Using two mouse models of patient-derived TNBC tumours developed in Brugge’s lab, the researchers showed that only the mice bearing NAMPT-dependent tumours responded to a combination of the NAMPT inhibitor and the BH3 mimetic. They propose that the NAMPT inhibitor, which proved too toxic as a single agent, might be repurposed as a combination therapy given at lower doses with BH3 mimetics.

“What we’ve shown overall is that we can use DBP to find metabolic regulators of apoptotic priming and specific anti-apoptotic dependencies in tumours and so identify powerful combinations of metabolic compounds and BH3 mimetics for therapy,” said Daniels.

Letai’s laboratory study is using DBP to methodically identify other drug combinations for the treatment of a variety of cancers. Because it is a functional drug screen- examining only whether a given drug primes cancer cells for death- DBP does not require prior knowledge of cancer’s inner workings or genetic aberrations.

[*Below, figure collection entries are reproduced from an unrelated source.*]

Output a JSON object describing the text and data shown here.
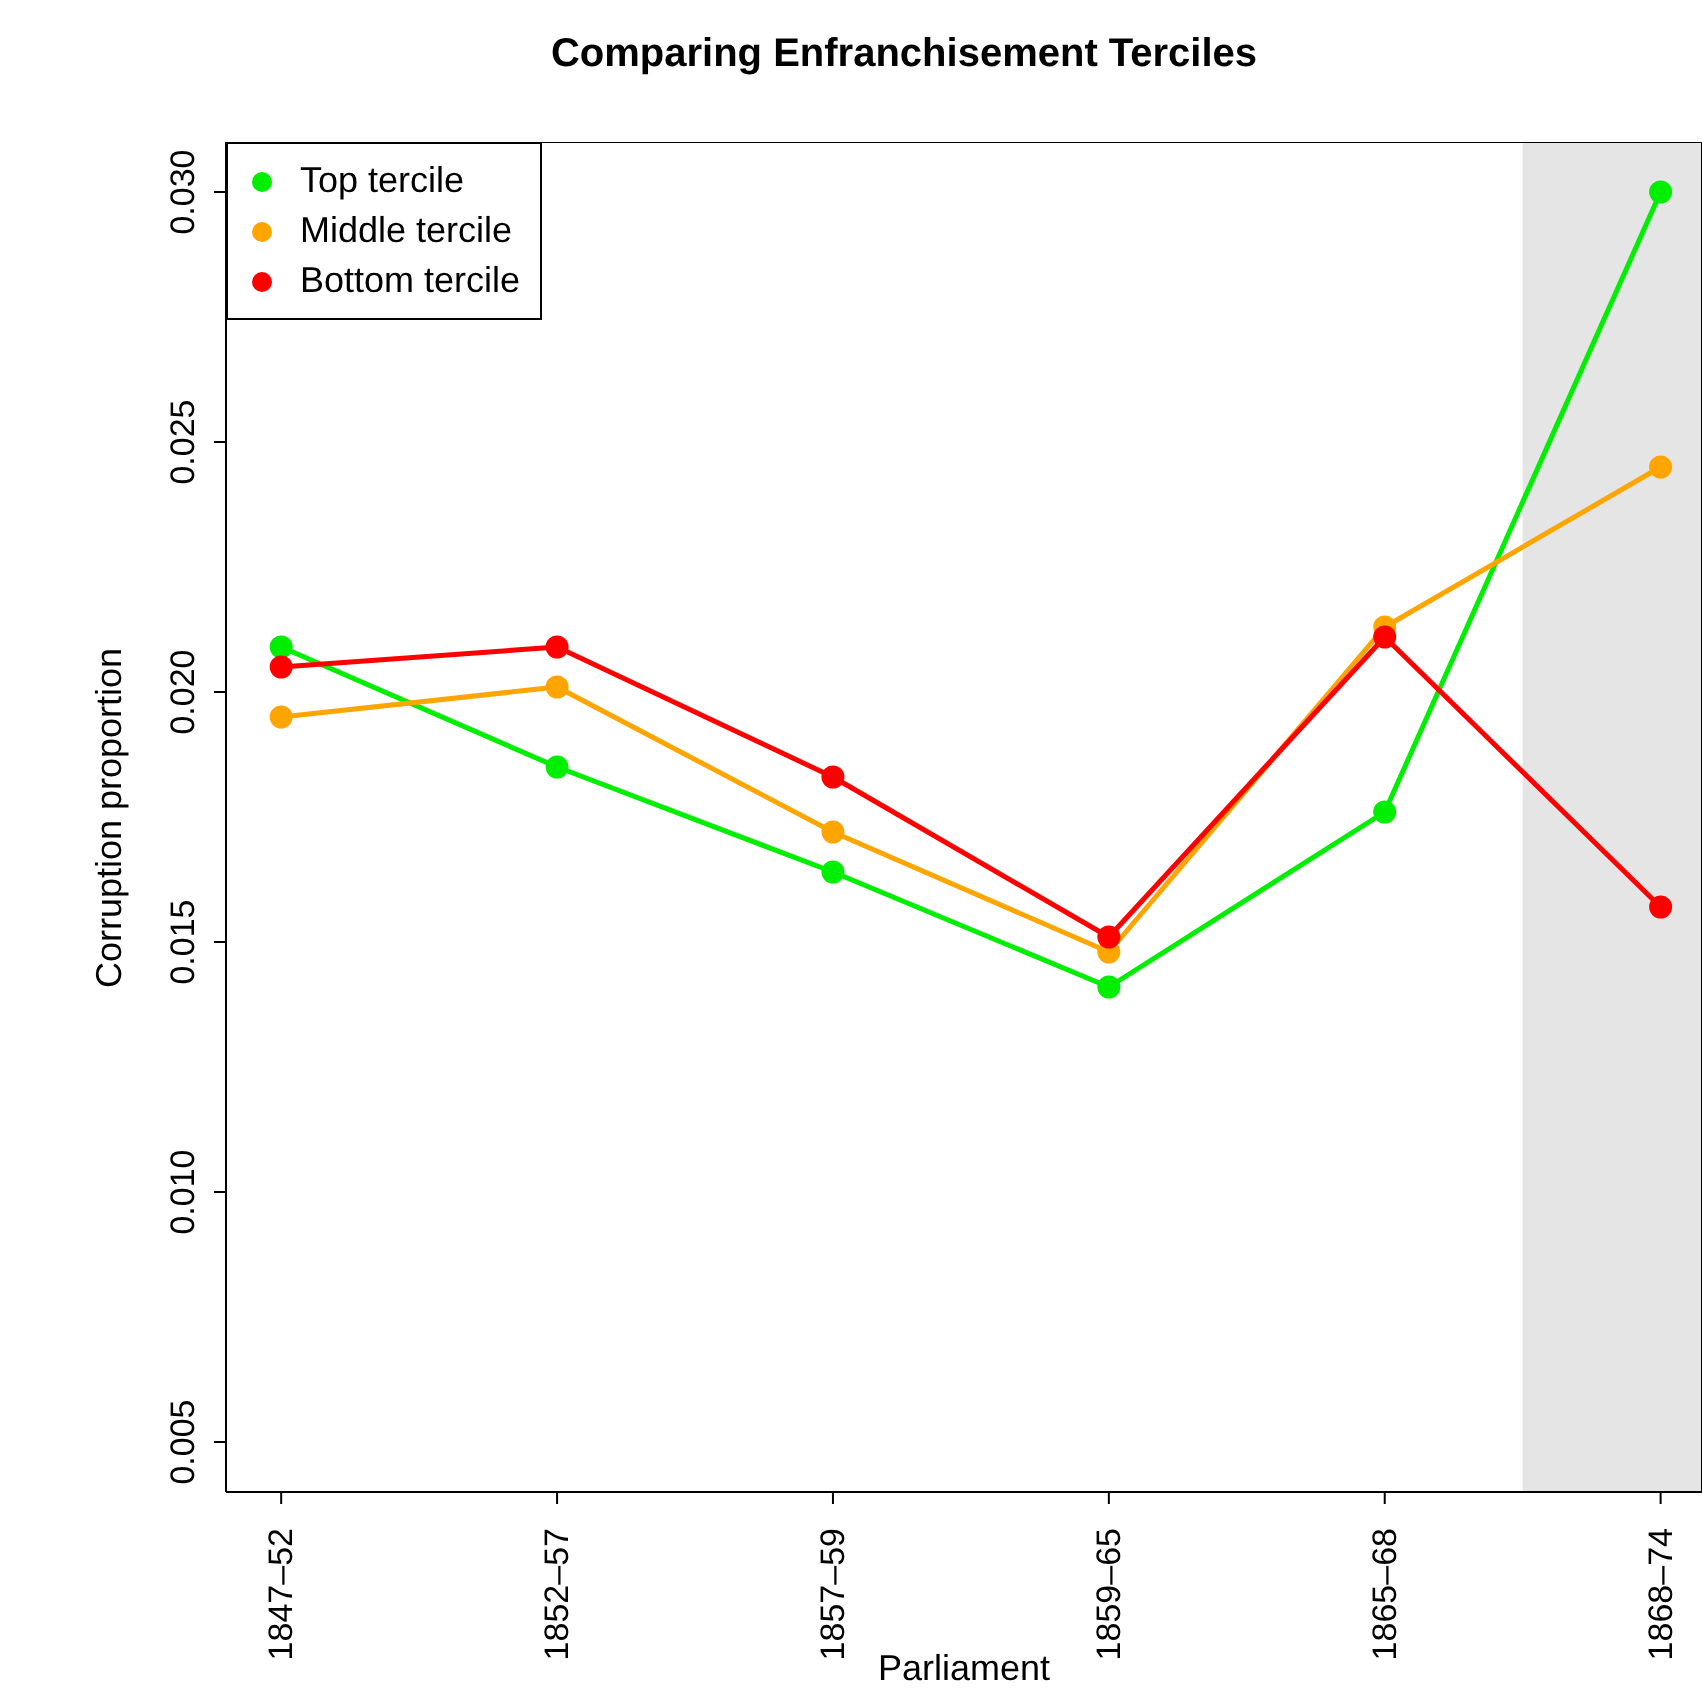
{
  "chart_data": {
    "type": "line",
    "title": "Comparing Enfranchisement Terciles",
    "xlabel": "Parliament",
    "ylabel": "Corruption proportion",
    "categories": [
      "1847–52",
      "1852–57",
      "1857–59",
      "1859–65",
      "1865–68",
      "1868–74"
    ],
    "series": [
      {
        "name": "Top tercile",
        "color": "#00ee00",
        "values": [
          0.0209,
          0.0185,
          0.0164,
          0.0141,
          0.0176,
          0.03
        ]
      },
      {
        "name": "Middle tercile",
        "color": "#ffa500",
        "values": [
          0.0195,
          0.0201,
          0.0172,
          0.0148,
          0.0213,
          0.0245
        ]
      },
      {
        "name": "Bottom tercile",
        "color": "#ff0000",
        "values": [
          0.0205,
          0.0209,
          0.0183,
          0.0151,
          0.0211,
          0.0157
        ]
      }
    ],
    "ylim": [
      0.004,
      0.031
    ],
    "yticks": [
      0.005,
      {
        "value": 0.01,
        "label": "0.010"
      },
      0.015,
      {
        "value": 0.02,
        "label": "0.020"
      },
      0.025,
      {
        "value": 0.03,
        "label": "0.030"
      }
    ],
    "bands": [
      {
        "axis": "x",
        "from": "1868–74",
        "to": "1868–74",
        "color": "#e5e5e5"
      }
    ],
    "legend": "top left",
    "marker": "circle",
    "line_style": "solid",
    "grid": false
  }
}
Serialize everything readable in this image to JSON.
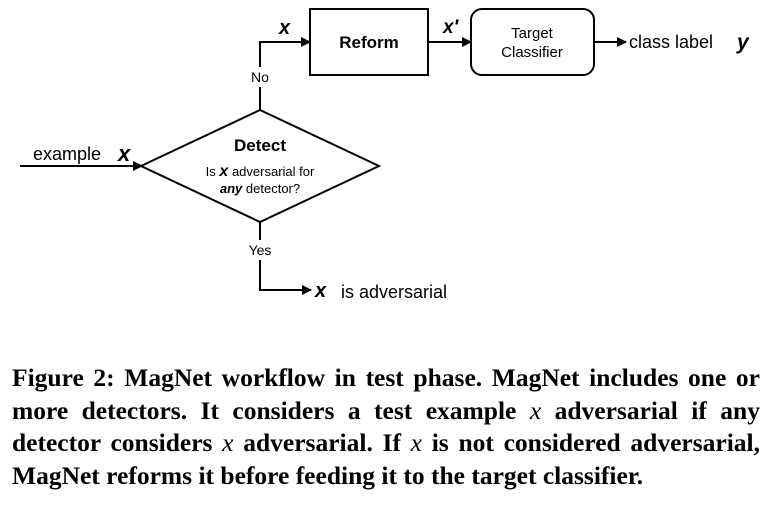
{
  "diagram": {
    "input_label": "example",
    "var_x": "x",
    "var_x_prime": "x′",
    "var_y": "y",
    "detect": {
      "title": "Detect",
      "q_prefix": "Is",
      "q_suffix": "adversarial for",
      "q_any": "any",
      "q_detector": "detector?"
    },
    "no_label": "No",
    "yes_label": "Yes",
    "reform_label": "Reform",
    "classifier_line1": "Target",
    "classifier_line2": "Classifier",
    "output_label": "class label",
    "adversarial_label": "is adversarial"
  },
  "caption": {
    "part1": "Figure 2: MagNet workflow in test phase. MagNet includes one or more detectors. It considers a test example",
    "var1": "x",
    "part2": "adversarial if any detector considers",
    "var2": "x",
    "part3": "adversarial. If",
    "var3": "x",
    "part4": "is not considered adversarial, MagNet reforms it before feeding it to the target classifier."
  }
}
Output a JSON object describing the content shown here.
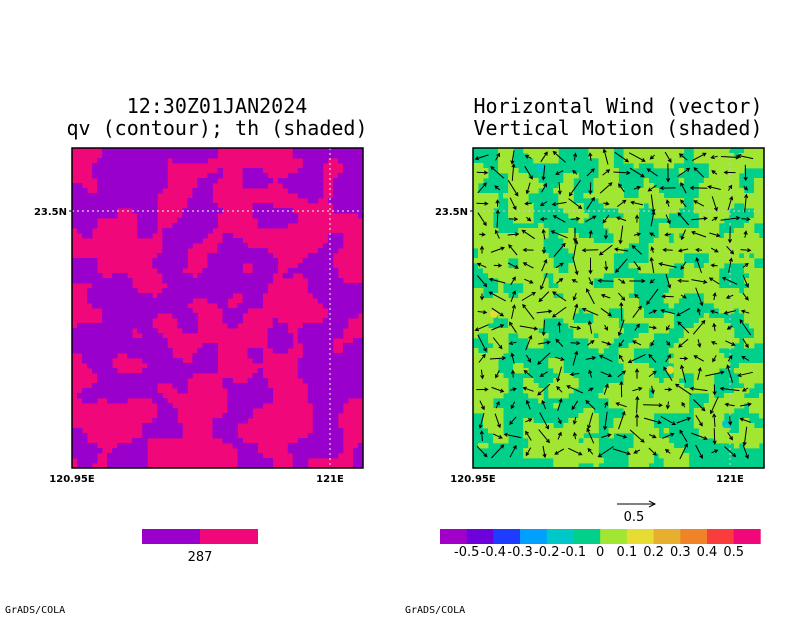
{
  "credit": "GrADS/COLA",
  "chart_data": [
    {
      "type": "heatmap",
      "title_lines": [
        "12:30Z01JAN2024",
        "qv (contour); th (shaded)"
      ],
      "x_ticks": [
        "120.95E",
        "121E"
      ],
      "y_ticks": [
        "23.5N"
      ],
      "grid": "dotted",
      "colors": {
        "low": "#9a00cc",
        "high": "#f0087a",
        "grid": "#d8d8d8"
      },
      "colorbar": {
        "colors": [
          "#9a00cc",
          "#f0087a"
        ],
        "labels": [
          "287"
        ]
      }
    },
    {
      "type": "heatmap",
      "title_lines": [
        "Horizontal Wind (vector)",
        "Vertical Motion (shaded)"
      ],
      "x_ticks": [
        "120.95E",
        "121E"
      ],
      "y_ticks": [
        "23.5N"
      ],
      "grid": "dotted",
      "vector_reference": "0.5",
      "colors": {
        "main_a": "#00d08a",
        "main_b": "#a0e632",
        "spot_yellow": "#e6dc32",
        "spot_cyan": "#00c8c8",
        "arrow": "#000000"
      },
      "colorbar": {
        "colors": [
          "#a000c8",
          "#6e00dc",
          "#1e3cff",
          "#00a0ff",
          "#00c8c8",
          "#00d08a",
          "#a0e632",
          "#e6dc32",
          "#e6af2d",
          "#f08228",
          "#fa3c3c",
          "#f0087a"
        ],
        "labels": [
          "-0.5",
          "-0.4",
          "-0.3",
          "-0.2",
          "-0.1",
          "0",
          "0.1",
          "0.2",
          "0.3",
          "0.4",
          "0.5"
        ]
      }
    }
  ]
}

“We don’t have to be limited to drug targets that are identifiable only by genetic mutations, which are only a tiny fraction of the true targets out there in the cancer world,” said Letai.

He and his colleagues are also planning a clinical trial using DBP to identify tailored therapies for individual patients diagnosed with myelogenous leukaemia.

Letai and Daniels note that the regular inter-lab meetings and collaborative model of the Ludwig Harvard Center were critical to the conception, design and conduct of the study.

“It was a way of combining a unique set of expertise. I’m good at cell death, not good at metabolism. Veerle is good at metabolism and cell death but was lacking some key tools to do her initial screening, so we turned to other members of the Ludwig Harvard Center who actually had those tools. We wouldn’t have been aware of that expertise if we weren’t at the Center because Harvard is a very big place,” said Letai.